Department of Neurology, the Second Affiliated Hospital of Zhengzhou University, Zhengzhou, Henan, 450014, China.
Department of Neurology, Shanghai Pudong Hospital, Fudan University Pudong Medical Center, Pudong, Shanghai 201399, China.
Curr Neurovasc Res. 2019;16(2):115-122. doi: 10.2174/1567202616666190412154407.
Paraoxonase (PON) family genes are closely related to the etiology and prognosis of cerebral infarction. This study explored the association of the promoter methylation of PON family genes (PON1, PON2 and PON3) with the risk of cerebral infarction.

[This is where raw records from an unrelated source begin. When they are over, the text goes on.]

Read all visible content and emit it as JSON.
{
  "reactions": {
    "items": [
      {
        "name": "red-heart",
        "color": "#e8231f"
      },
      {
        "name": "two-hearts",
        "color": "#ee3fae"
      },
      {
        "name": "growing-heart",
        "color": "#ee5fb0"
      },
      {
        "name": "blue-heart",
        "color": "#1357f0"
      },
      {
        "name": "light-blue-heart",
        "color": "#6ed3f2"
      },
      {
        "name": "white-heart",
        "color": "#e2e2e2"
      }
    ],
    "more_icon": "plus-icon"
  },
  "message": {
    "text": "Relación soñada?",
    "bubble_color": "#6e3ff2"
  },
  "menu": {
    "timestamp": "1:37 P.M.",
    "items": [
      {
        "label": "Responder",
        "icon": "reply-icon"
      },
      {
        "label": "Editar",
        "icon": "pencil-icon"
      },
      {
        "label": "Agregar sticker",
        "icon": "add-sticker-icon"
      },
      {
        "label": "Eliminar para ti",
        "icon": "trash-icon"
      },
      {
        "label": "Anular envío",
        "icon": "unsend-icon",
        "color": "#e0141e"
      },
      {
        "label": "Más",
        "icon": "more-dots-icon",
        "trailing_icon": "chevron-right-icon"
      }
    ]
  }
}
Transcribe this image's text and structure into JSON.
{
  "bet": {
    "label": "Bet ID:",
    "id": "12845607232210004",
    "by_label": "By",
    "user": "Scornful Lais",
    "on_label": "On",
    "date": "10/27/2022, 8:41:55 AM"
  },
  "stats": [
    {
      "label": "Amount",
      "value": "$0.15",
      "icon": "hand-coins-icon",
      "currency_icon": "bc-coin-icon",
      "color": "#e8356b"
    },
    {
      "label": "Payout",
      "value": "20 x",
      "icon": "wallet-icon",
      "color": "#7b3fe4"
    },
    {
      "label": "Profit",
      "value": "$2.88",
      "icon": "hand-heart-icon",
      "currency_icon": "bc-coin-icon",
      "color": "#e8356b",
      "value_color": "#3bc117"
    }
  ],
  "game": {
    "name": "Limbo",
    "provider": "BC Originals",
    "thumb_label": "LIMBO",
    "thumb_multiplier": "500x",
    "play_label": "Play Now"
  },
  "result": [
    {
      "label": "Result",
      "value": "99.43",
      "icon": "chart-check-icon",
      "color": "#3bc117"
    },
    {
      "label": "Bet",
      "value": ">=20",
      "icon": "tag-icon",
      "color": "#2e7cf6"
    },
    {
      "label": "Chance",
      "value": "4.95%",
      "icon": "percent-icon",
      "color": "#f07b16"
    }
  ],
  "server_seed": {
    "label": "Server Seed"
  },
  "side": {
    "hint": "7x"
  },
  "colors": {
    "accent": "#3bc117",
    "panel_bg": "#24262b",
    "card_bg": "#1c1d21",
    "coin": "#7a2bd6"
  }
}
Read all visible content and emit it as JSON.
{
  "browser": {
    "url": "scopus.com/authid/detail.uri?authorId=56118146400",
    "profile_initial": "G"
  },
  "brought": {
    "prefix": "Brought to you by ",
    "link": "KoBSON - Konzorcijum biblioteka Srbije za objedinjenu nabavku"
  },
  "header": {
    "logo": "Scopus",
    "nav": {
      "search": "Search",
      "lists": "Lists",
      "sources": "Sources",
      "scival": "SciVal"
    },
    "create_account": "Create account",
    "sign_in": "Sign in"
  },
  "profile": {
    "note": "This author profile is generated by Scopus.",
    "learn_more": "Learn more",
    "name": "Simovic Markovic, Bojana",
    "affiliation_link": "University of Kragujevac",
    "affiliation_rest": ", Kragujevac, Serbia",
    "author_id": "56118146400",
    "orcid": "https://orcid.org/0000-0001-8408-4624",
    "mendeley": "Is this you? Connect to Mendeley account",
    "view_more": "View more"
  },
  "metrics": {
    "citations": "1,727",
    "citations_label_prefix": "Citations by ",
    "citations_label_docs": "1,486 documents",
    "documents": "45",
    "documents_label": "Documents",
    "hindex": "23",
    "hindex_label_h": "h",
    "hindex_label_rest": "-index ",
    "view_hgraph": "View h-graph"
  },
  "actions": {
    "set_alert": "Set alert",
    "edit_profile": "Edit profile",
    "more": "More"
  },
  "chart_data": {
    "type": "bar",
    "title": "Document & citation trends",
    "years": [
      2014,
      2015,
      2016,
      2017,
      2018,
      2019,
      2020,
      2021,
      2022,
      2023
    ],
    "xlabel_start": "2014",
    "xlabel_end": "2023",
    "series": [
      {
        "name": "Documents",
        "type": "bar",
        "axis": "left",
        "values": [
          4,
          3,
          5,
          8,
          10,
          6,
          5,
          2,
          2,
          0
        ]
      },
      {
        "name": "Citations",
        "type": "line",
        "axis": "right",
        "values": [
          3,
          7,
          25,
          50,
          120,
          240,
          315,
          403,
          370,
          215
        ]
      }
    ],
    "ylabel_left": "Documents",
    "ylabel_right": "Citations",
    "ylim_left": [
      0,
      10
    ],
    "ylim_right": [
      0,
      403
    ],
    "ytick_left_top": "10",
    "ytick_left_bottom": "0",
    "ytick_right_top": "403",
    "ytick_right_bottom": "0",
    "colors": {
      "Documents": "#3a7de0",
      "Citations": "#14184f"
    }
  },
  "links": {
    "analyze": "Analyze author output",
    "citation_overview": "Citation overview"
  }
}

In this study, 152 patients with confirmed cerebral infarction were selected as the case group, and 152 healthy controls were selected as the control group. The quantitative methylation-specific PCR (qMSP) was used to determine the promoter methylation levels of PON1, PON2 and PON3 genes. The methylation level was expressed as a methylation reference percentage (PMR).
Our results indicated that PON1 methylation was significantly higher in the case group than in the control group (P = 0.0001). On the contrary, PON3 methylation was significantly lower in the case group than in the control group (P = 0.002). In addition, we found that PON2 gene had a very low level of methylation in both case and control groups (PMR = 0). Subgroup analysis showed that PON1 and PON3 methylation were associated with cerebral infarction only in males (PON1, P = 0.0002; PON3, P = 0.007). Interestingly, the methylation levels of PON1 and PON3 were correlated with each other (case: r = 0.418, P = 0.0001; control: r = 0.3, P = 0.0002). Further multiple regression analysis suggested that elevated methylation levels of PON3 were a protective factor for cerebral infarction [OR (95%CI) = 0.979 (0.96, 0.999), β = -0.021, P = 0.035)], highdensity lipoprotein (HDL) and uric acid (UA) also were protective factors for cerebral infarction [HDL, OR (95% CI) = 0.01 (0.003, 0.033), P < 0.0001); UA, OR (95% CI) = 0.995 (0.991, 0.998), P = 0.003)]. The ROC curve analysis found that the combination of PON3, HDL, and UA had a good predictive power for cerebral infarction (AUC=0.878, 95% CI=0.839-0.918, sensitivity 73.7%, specificity 89.7%, P < 0.0001).
PON1 and PON3 promoter methylation levels in peripheral blood were closely related. PON1 and PON3 methylation were associated with the risk of cerebral infarction in men. PON3 promoter methylation combined with HDL and UA could be used as potential biomarkers for the diagnosis of cerebral infarction.
过氧化物酶(PON)家族基因与脑梗死的病因和预后密切相关。本研究探讨了 PON 家族基因(PON1、PON2 和 PON3)启动子甲基化与脑梗死风险的关系。
本研究选择了 152 例确诊为脑梗死的患者作为病例组,选择了 152 例健康对照作为对照组。采用定量甲基化特异性 PCR(qMSP)测定 PON1、PON2 和 PON3 基因启动子的甲基化水平。甲基化水平表示为甲基化参考百分比(PMR)。
我们的结果表明,病例组的 PON1 甲基化水平明显高于对照组(P=0.0001)。相反,病例组的 PON3 甲基化水平明显低于对照组(P=0.002)。此外,我们发现 PON2 基因在病例组和对照组中的甲基化水平均非常低(PMR=0)。亚组分析表明,PON1 和 PON3 甲基化仅与男性脑梗死相关(PON1,P=0.0002;PON3,P=0.007)。有趣的是,PON1 和 PON3 的甲基化水平相互相关(病例:r=0.418,P=0.0001;对照:r=0.3,P=0.0002)。进一步的多元回归分析表明,PON3 甲基化水平升高是脑梗死的保护因素[比值比(95%置信区间)=0.979(0.96,0.999),β=-0.021,P=0.035],高密度脂蛋白(HDL)和尿酸(UA)也是脑梗死的保护因素[HDL,比值比(95%置信区间)=0.01(0.003,0.033),P<0.0001);UA,比值比(95%置信区间)=0.995(0.991,0.998),P=0.003]。ROC 曲线分析发现,PON3、HDL 和 UA 的组合对脑梗死具有良好的预测能力(AUC=0.878,95%CI=0.839-0.918,灵敏度 73.7%,特异性 89.7%,P<0.0001)。
外周血中 PON1 和 PON3 启动子甲基化水平密切相关。PON1 和 PON3 甲基化与男性脑梗死的风险相关。PON3 启动子甲基化与 HDL 和 UA 联合可作为脑梗死诊断的潜在生物标志物。